Temperature change is likely to have marked ecological effects on terrestrial ecosystems, including the activities of insect pests. The whitefly Bemisia tabaci (Hemiptera: Aleyrodidae) is a serious pest of agricultural crops in temperate and tropical regions worldwide. The distribution of this threatening species includes areas and seasons with very frequent stressful temperatures, thus thermotolerance might be an important factor in the colonizing success of this species. Most attention has focused on the intrinsic mechanism of B. tabaci thermotolerance; however, whether extrinsic factors enhance their thermotolerance remain poorly understood. Outbreaks of B. tabaci have occurred in China in recent years and these outbreaks have been associated primarily with pesticide overuse, especially for thiamethoxam. This study tested whether exposure to sublethal concentrations of thiamethoxam enhances thermotolerance of B. tabaci. Thiamethoxam exposure (20 ppm at 40 °C) significantly decreased mortality (from 80% in controls to 50% at 5 h post-treatment) and increased lethal mean time (LT50) of adults by 0.8 h. We further demonstrated that transcript levels encoding heat-shock protein 70 (Hsp70) and UDP-glucuronosyltransferase (UGT) in adult females exposed to thiamethoxam were up-regulated compared with controls.

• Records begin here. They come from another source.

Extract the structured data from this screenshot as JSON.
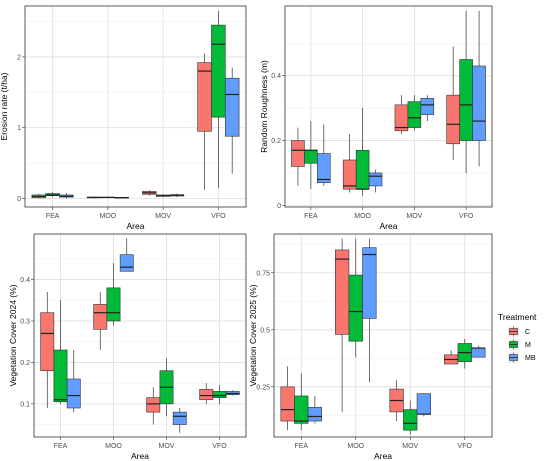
{
  "legend": {
    "title": "Treatment",
    "items": [
      {
        "label": "C",
        "color": "#F8766D"
      },
      {
        "label": "M",
        "color": "#00BA38"
      },
      {
        "label": "MB",
        "color": "#619CFF"
      }
    ]
  },
  "chart_data": [
    {
      "type": "boxplot",
      "xlabel": "Area",
      "ylabel": "Erosion rate (t/ha)",
      "categories": [
        "FEA",
        "MOO",
        "MOV",
        "VFO"
      ],
      "ylim": [
        -0.12,
        2.72
      ],
      "yticks": [
        0,
        1,
        2
      ],
      "grid": true,
      "series": [
        {
          "name": "C",
          "color": "#F8766D",
          "boxes": [
            {
              "min": 0.0,
              "q1": 0.01,
              "median": 0.03,
              "q3": 0.05,
              "max": 0.07
            },
            {
              "min": 0.0,
              "q1": 0.01,
              "median": 0.015,
              "q3": 0.02,
              "max": 0.03
            },
            {
              "min": 0.04,
              "q1": 0.06,
              "median": 0.08,
              "q3": 0.1,
              "max": 0.12
            },
            {
              "min": 0.12,
              "q1": 0.95,
              "median": 1.8,
              "q3": 1.92,
              "max": 2.05
            }
          ]
        },
        {
          "name": "M",
          "color": "#00BA38",
          "boxes": [
            {
              "min": 0.02,
              "q1": 0.04,
              "median": 0.05,
              "q3": 0.07,
              "max": 0.09
            },
            {
              "min": 0.01,
              "q1": 0.012,
              "median": 0.015,
              "q3": 0.02,
              "max": 0.025
            },
            {
              "min": 0.02,
              "q1": 0.03,
              "median": 0.04,
              "q3": 0.05,
              "max": 0.06
            },
            {
              "min": 0.15,
              "q1": 1.15,
              "median": 2.18,
              "q3": 2.45,
              "max": 2.65
            }
          ]
        },
        {
          "name": "MB",
          "color": "#619CFF",
          "boxes": [
            {
              "min": 0.0,
              "q1": 0.02,
              "median": 0.03,
              "q3": 0.05,
              "max": 0.08
            },
            {
              "min": 0.005,
              "q1": 0.01,
              "median": 0.012,
              "q3": 0.015,
              "max": 0.02
            },
            {
              "min": 0.02,
              "q1": 0.035,
              "median": 0.045,
              "q3": 0.055,
              "max": 0.07
            },
            {
              "min": 0.35,
              "q1": 0.88,
              "median": 1.47,
              "q3": 1.7,
              "max": 1.85
            }
          ]
        }
      ]
    },
    {
      "type": "boxplot",
      "xlabel": "Area",
      "ylabel": "Random Roughness (m)",
      "categories": [
        "FEA",
        "MOO",
        "MOV",
        "VFO"
      ],
      "ylim": [
        -0.005,
        0.615
      ],
      "yticks": [
        0.0,
        0.2,
        0.4
      ],
      "grid": true,
      "series": [
        {
          "name": "C",
          "color": "#F8766D",
          "boxes": [
            {
              "min": 0.06,
              "q1": 0.12,
              "median": 0.17,
              "q3": 0.2,
              "max": 0.24
            },
            {
              "min": 0.04,
              "q1": 0.05,
              "median": 0.06,
              "q3": 0.14,
              "max": 0.22
            },
            {
              "min": 0.22,
              "q1": 0.23,
              "median": 0.24,
              "q3": 0.31,
              "max": 0.34
            },
            {
              "min": 0.14,
              "q1": 0.19,
              "median": 0.25,
              "q3": 0.34,
              "max": 0.49
            }
          ]
        },
        {
          "name": "M",
          "color": "#00BA38",
          "boxes": [
            {
              "min": 0.05,
              "q1": 0.13,
              "median": 0.17,
              "q3": 0.17,
              "max": 0.26
            },
            {
              "min": 0.03,
              "q1": 0.05,
              "median": 0.05,
              "q3": 0.17,
              "max": 0.3
            },
            {
              "min": 0.23,
              "q1": 0.24,
              "median": 0.27,
              "q3": 0.32,
              "max": 0.34
            },
            {
              "min": 0.1,
              "q1": 0.2,
              "median": 0.31,
              "q3": 0.45,
              "max": 0.6
            }
          ]
        },
        {
          "name": "MB",
          "color": "#619CFF",
          "boxes": [
            {
              "min": 0.06,
              "q1": 0.07,
              "median": 0.08,
              "q3": 0.16,
              "max": 0.25
            },
            {
              "min": 0.04,
              "q1": 0.06,
              "median": 0.09,
              "q3": 0.1,
              "max": 0.11
            },
            {
              "min": 0.26,
              "q1": 0.28,
              "median": 0.31,
              "q3": 0.33,
              "max": 0.34
            },
            {
              "min": 0.12,
              "q1": 0.2,
              "median": 0.26,
              "q3": 0.43,
              "max": 0.6
            }
          ]
        }
      ]
    },
    {
      "type": "boxplot",
      "xlabel": "Area",
      "ylabel": "Vegetation Cover 2024 (%)",
      "categories": [
        "FEA",
        "MOO",
        "MOV",
        "VFO"
      ],
      "ylim": [
        0.02,
        0.51
      ],
      "yticks": [
        0.1,
        0.2,
        0.3,
        0.4
      ],
      "grid": true,
      "series": [
        {
          "name": "C",
          "color": "#F8766D",
          "boxes": [
            {
              "min": 0.09,
              "q1": 0.18,
              "median": 0.27,
              "q3": 0.32,
              "max": 0.37
            },
            {
              "min": 0.23,
              "q1": 0.28,
              "median": 0.32,
              "q3": 0.34,
              "max": 0.37
            },
            {
              "min": 0.05,
              "q1": 0.08,
              "median": 0.1,
              "q3": 0.115,
              "max": 0.14
            },
            {
              "min": 0.1,
              "q1": 0.11,
              "median": 0.12,
              "q3": 0.135,
              "max": 0.15
            }
          ]
        },
        {
          "name": "M",
          "color": "#00BA38",
          "boxes": [
            {
              "min": 0.1,
              "q1": 0.105,
              "median": 0.11,
              "q3": 0.23,
              "max": 0.35
            },
            {
              "min": 0.29,
              "q1": 0.3,
              "median": 0.32,
              "q3": 0.38,
              "max": 0.44
            },
            {
              "min": 0.07,
              "q1": 0.1,
              "median": 0.14,
              "q3": 0.18,
              "max": 0.21
            },
            {
              "min": 0.1,
              "q1": 0.115,
              "median": 0.12,
              "q3": 0.13,
              "max": 0.145
            }
          ]
        },
        {
          "name": "MB",
          "color": "#619CFF",
          "boxes": [
            {
              "min": 0.08,
              "q1": 0.09,
              "median": 0.12,
              "q3": 0.16,
              "max": 0.23
            },
            {
              "min": 0.42,
              "q1": 0.42,
              "median": 0.43,
              "q3": 0.46,
              "max": 0.5
            },
            {
              "min": 0.03,
              "q1": 0.05,
              "median": 0.07,
              "q3": 0.08,
              "max": 0.09
            },
            {
              "min": 0.12,
              "q1": 0.122,
              "median": 0.125,
              "q3": 0.13,
              "max": 0.133
            }
          ]
        }
      ]
    },
    {
      "type": "boxplot",
      "xlabel": "Area",
      "ylabel": "Vegetation Cover 2025 (%)",
      "categories": [
        "FEA",
        "MOO",
        "MOV",
        "VFO"
      ],
      "ylim": [
        0.03,
        0.92
      ],
      "yticks": [
        0.25,
        0.5,
        0.75
      ],
      "grid": true,
      "series": [
        {
          "name": "C",
          "color": "#F8766D",
          "boxes": [
            {
              "min": 0.06,
              "q1": 0.1,
              "median": 0.15,
              "q3": 0.25,
              "max": 0.34
            },
            {
              "min": 0.14,
              "q1": 0.48,
              "median": 0.81,
              "q3": 0.85,
              "max": 0.9
            },
            {
              "min": 0.1,
              "q1": 0.14,
              "median": 0.19,
              "q3": 0.24,
              "max": 0.28
            },
            {
              "min": 0.35,
              "q1": 0.35,
              "median": 0.37,
              "q3": 0.39,
              "max": 0.41
            }
          ]
        },
        {
          "name": "M",
          "color": "#00BA38",
          "boxes": [
            {
              "min": 0.06,
              "q1": 0.09,
              "median": 0.1,
              "q3": 0.21,
              "max": 0.31
            },
            {
              "min": 0.38,
              "q1": 0.45,
              "median": 0.58,
              "q3": 0.74,
              "max": 0.9
            },
            {
              "min": 0.04,
              "q1": 0.06,
              "median": 0.09,
              "q3": 0.15,
              "max": 0.19
            },
            {
              "min": 0.33,
              "q1": 0.36,
              "median": 0.4,
              "q3": 0.44,
              "max": 0.46
            }
          ]
        },
        {
          "name": "MB",
          "color": "#619CFF",
          "boxes": [
            {
              "min": 0.09,
              "q1": 0.1,
              "median": 0.12,
              "q3": 0.16,
              "max": 0.21
            },
            {
              "min": 0.27,
              "q1": 0.55,
              "median": 0.83,
              "q3": 0.86,
              "max": 0.9
            },
            {
              "min": 0.12,
              "q1": 0.13,
              "median": 0.13,
              "q3": 0.22,
              "max": 0.22
            },
            {
              "min": 0.38,
              "q1": 0.38,
              "median": 0.42,
              "q3": 0.42,
              "max": 0.43
            }
          ]
        }
      ]
    }
  ]
}
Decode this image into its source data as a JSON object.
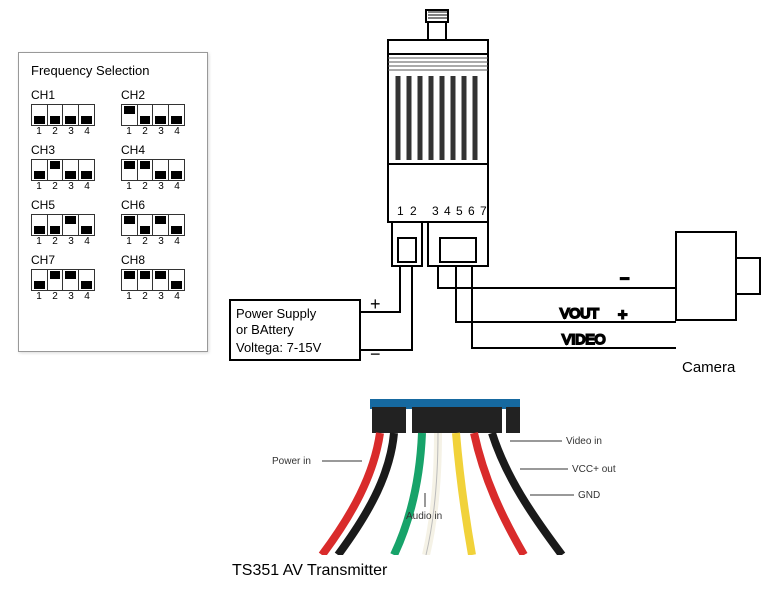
{
  "title": "TS351 AV Transmitter",
  "freq_panel": {
    "title": "Frequency Selection",
    "dip_numbers": [
      "1",
      "2",
      "3",
      "4"
    ],
    "channels": [
      {
        "label": "CH1",
        "sw": [
          0,
          0,
          0,
          0
        ]
      },
      {
        "label": "CH2",
        "sw": [
          1,
          0,
          0,
          0
        ]
      },
      {
        "label": "CH3",
        "sw": [
          0,
          1,
          0,
          0
        ]
      },
      {
        "label": "CH4",
        "sw": [
          1,
          1,
          0,
          0
        ]
      },
      {
        "label": "CH5",
        "sw": [
          0,
          0,
          1,
          0
        ]
      },
      {
        "label": "CH6",
        "sw": [
          1,
          0,
          1,
          0
        ]
      },
      {
        "label": "CH7",
        "sw": [
          0,
          1,
          1,
          0
        ]
      },
      {
        "label": "CH8",
        "sw": [
          1,
          1,
          1,
          0
        ]
      }
    ]
  },
  "schematic": {
    "power_box": {
      "line1": "Power Supply",
      "line2": "or BAttery",
      "line3": "Voltega: 7-15V",
      "plus": "+",
      "minus": "−"
    },
    "transmitter": {
      "pin_labels": [
        "1",
        "2",
        "3",
        "4",
        "5",
        "6",
        "7"
      ]
    },
    "signals": {
      "vout": "VOUT",
      "vout_sign": "+",
      "video": "VIDEO",
      "minus": "−"
    },
    "camera_label": "Camera",
    "stroke": "#000000",
    "stroke_width": 2,
    "hatch_color": "#555555",
    "background": "#ffffff"
  },
  "photo": {
    "labels": {
      "power_in": "Power in",
      "audio_in": "Audio in",
      "video_in": "Video in",
      "vcc_out": "VCC+ out",
      "gnd": "GND"
    },
    "wire_colors": {
      "power_in_pair": [
        "#d92b2b",
        "#1a1a1a"
      ],
      "audio_in": "#17a36a",
      "spare": "#f5f2e6",
      "video_in": "#f1d23a",
      "vcc_out": "#d92b2b",
      "gnd": "#1a1a1a"
    },
    "connector_color": "#222222",
    "board_color": "#1669a0",
    "label_font_size": 10,
    "label_color": "#333333"
  }
}
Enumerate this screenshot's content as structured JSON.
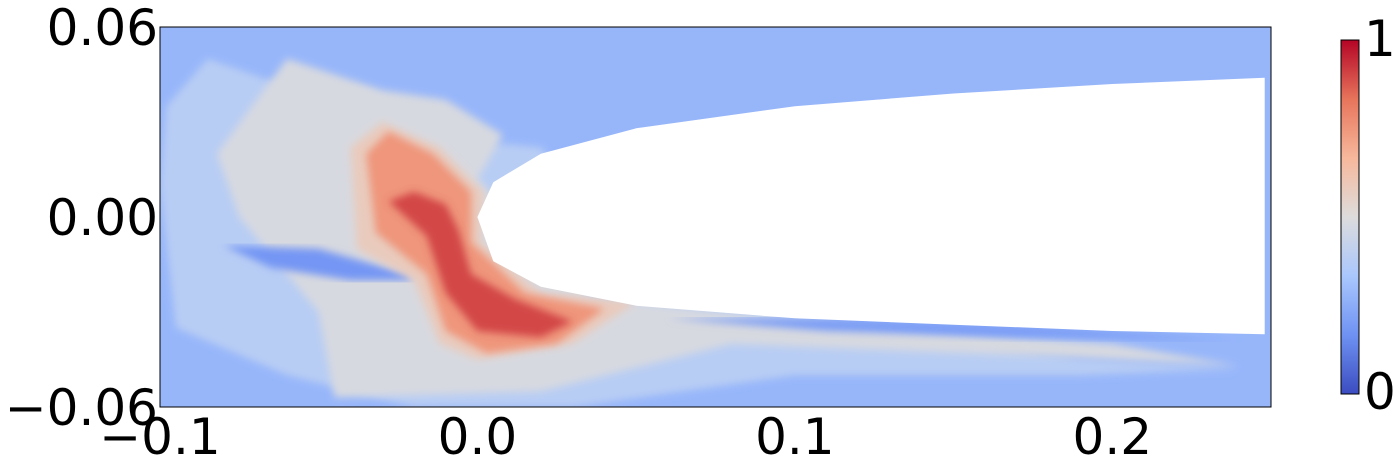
{
  "chart_data": {
    "type": "heatmap",
    "title": "",
    "xlabel": "",
    "ylabel": "",
    "xlim": [
      -0.1,
      0.25
    ],
    "ylim": [
      -0.06,
      0.06
    ],
    "x_ticks": [
      {
        "value": -0.1,
        "label": "−0.1"
      },
      {
        "value": 0.0,
        "label": "0.0"
      },
      {
        "value": 0.1,
        "label": "0.1"
      },
      {
        "value": 0.2,
        "label": "0.2"
      }
    ],
    "y_ticks": [
      {
        "value": 0.06,
        "label": "0.06"
      },
      {
        "value": 0.0,
        "label": "0.00"
      },
      {
        "value": -0.06,
        "label": "−0.06"
      }
    ],
    "colorbar": {
      "min": 0,
      "max": 1,
      "min_label": "0",
      "max_label": "1",
      "colormap": "coolwarm",
      "colors": [
        "#3b4cc0",
        "#6f92f3",
        "#aac7fd",
        "#dddcdc",
        "#f7b89c",
        "#e7745b",
        "#b40426"
      ]
    },
    "background_value": 0.28,
    "body": {
      "shape": "parabolic leading edge",
      "leading_edge_x": 0.0,
      "upper_surface": [
        [
          0.0,
          0.0
        ],
        [
          0.005,
          0.011
        ],
        [
          0.02,
          0.02
        ],
        [
          0.05,
          0.028
        ],
        [
          0.1,
          0.035
        ],
        [
          0.15,
          0.039
        ],
        [
          0.2,
          0.042
        ],
        [
          0.248,
          0.044
        ]
      ],
      "lower_surface": [
        [
          0.0,
          0.0
        ],
        [
          0.005,
          -0.014
        ],
        [
          0.02,
          -0.022
        ],
        [
          0.05,
          -0.028
        ],
        [
          0.1,
          -0.032
        ],
        [
          0.15,
          -0.034
        ],
        [
          0.2,
          -0.036
        ],
        [
          0.248,
          -0.037
        ]
      ]
    },
    "regions": [
      {
        "value": 0.38,
        "points": [
          [
            -0.085,
            0.05
          ],
          [
            -0.062,
            0.042
          ],
          [
            -0.035,
            0.04
          ],
          [
            -0.012,
            0.025
          ],
          [
            0.02,
            0.022
          ],
          [
            0.045,
            -0.01
          ],
          [
            0.12,
            -0.035
          ],
          [
            0.19,
            -0.045
          ],
          [
            0.24,
            -0.048
          ],
          [
            0.19,
            -0.05
          ],
          [
            0.1,
            -0.05
          ],
          [
            0.03,
            -0.06
          ],
          [
            -0.02,
            -0.06
          ],
          [
            -0.06,
            -0.05
          ],
          [
            -0.095,
            -0.035
          ],
          [
            -0.1,
            0.01
          ],
          [
            -0.098,
            0.035
          ]
        ]
      },
      {
        "value": 0.48,
        "points": [
          [
            -0.06,
            0.05
          ],
          [
            -0.03,
            0.04
          ],
          [
            -0.01,
            0.037
          ],
          [
            0.008,
            0.026
          ],
          [
            0.0,
            0.012
          ],
          [
            0.035,
            -0.025
          ],
          [
            0.1,
            -0.033
          ],
          [
            0.2,
            -0.04
          ],
          [
            0.24,
            -0.047
          ],
          [
            0.18,
            -0.044
          ],
          [
            0.08,
            -0.04
          ],
          [
            0.02,
            -0.055
          ],
          [
            -0.045,
            -0.057
          ],
          [
            -0.05,
            -0.03
          ],
          [
            -0.075,
            0.0
          ],
          [
            -0.082,
            0.02
          ]
        ]
      },
      {
        "value": 0.18,
        "points": [
          [
            -0.08,
            -0.009
          ],
          [
            -0.05,
            -0.01
          ],
          [
            -0.022,
            -0.018
          ],
          [
            -0.02,
            -0.02
          ],
          [
            -0.04,
            -0.02
          ],
          [
            -0.065,
            -0.016
          ]
        ]
      },
      {
        "value": 0.2,
        "points": [
          [
            0.06,
            -0.032
          ],
          [
            0.11,
            -0.032
          ],
          [
            0.17,
            -0.034
          ],
          [
            0.24,
            -0.039
          ],
          [
            0.17,
            -0.038
          ],
          [
            0.11,
            -0.036
          ]
        ]
      },
      {
        "value": 0.58,
        "points": [
          [
            -0.04,
            0.022
          ],
          [
            -0.03,
            0.03
          ],
          [
            -0.012,
            0.022
          ],
          [
            0.002,
            0.008
          ],
          [
            0.001,
            -0.008
          ],
          [
            0.02,
            -0.024
          ],
          [
            0.05,
            -0.027
          ],
          [
            0.03,
            -0.04
          ],
          [
            0.0,
            -0.045
          ],
          [
            -0.012,
            -0.04
          ],
          [
            -0.02,
            -0.02
          ],
          [
            -0.038,
            -0.01
          ]
        ]
      },
      {
        "value": 0.75,
        "points": [
          [
            -0.035,
            0.02
          ],
          [
            -0.028,
            0.027
          ],
          [
            -0.014,
            0.02
          ],
          [
            -0.002,
            0.008
          ],
          [
            -0.002,
            -0.008
          ],
          [
            0.015,
            -0.024
          ],
          [
            0.04,
            -0.029
          ],
          [
            0.025,
            -0.04
          ],
          [
            0.003,
            -0.043
          ],
          [
            -0.01,
            -0.036
          ],
          [
            -0.016,
            -0.018
          ],
          [
            -0.032,
            -0.005
          ]
        ]
      },
      {
        "value": 0.9,
        "points": [
          [
            -0.028,
            0.005
          ],
          [
            -0.02,
            0.008
          ],
          [
            -0.01,
            0.004
          ],
          [
            -0.006,
            -0.004
          ],
          [
            -0.002,
            -0.018
          ],
          [
            0.012,
            -0.026
          ],
          [
            0.03,
            -0.033
          ],
          [
            0.02,
            -0.038
          ],
          [
            0.0,
            -0.036
          ],
          [
            -0.01,
            -0.024
          ],
          [
            -0.016,
            -0.006
          ]
        ]
      }
    ]
  }
}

RNAi silencing of both genes showed that Hsp70 and UGT were essential for B. tabaci survival and thiamethoxam-increased thermotolerance. We propose that thiamethoxam induces thermotolerance in B. tabaci by increasing the expression of genes that act in cell protection mechanisms. The significance of this study relates to the importance of understanding the influence of sublethal concentrations of insecticides on pest thermotolerance.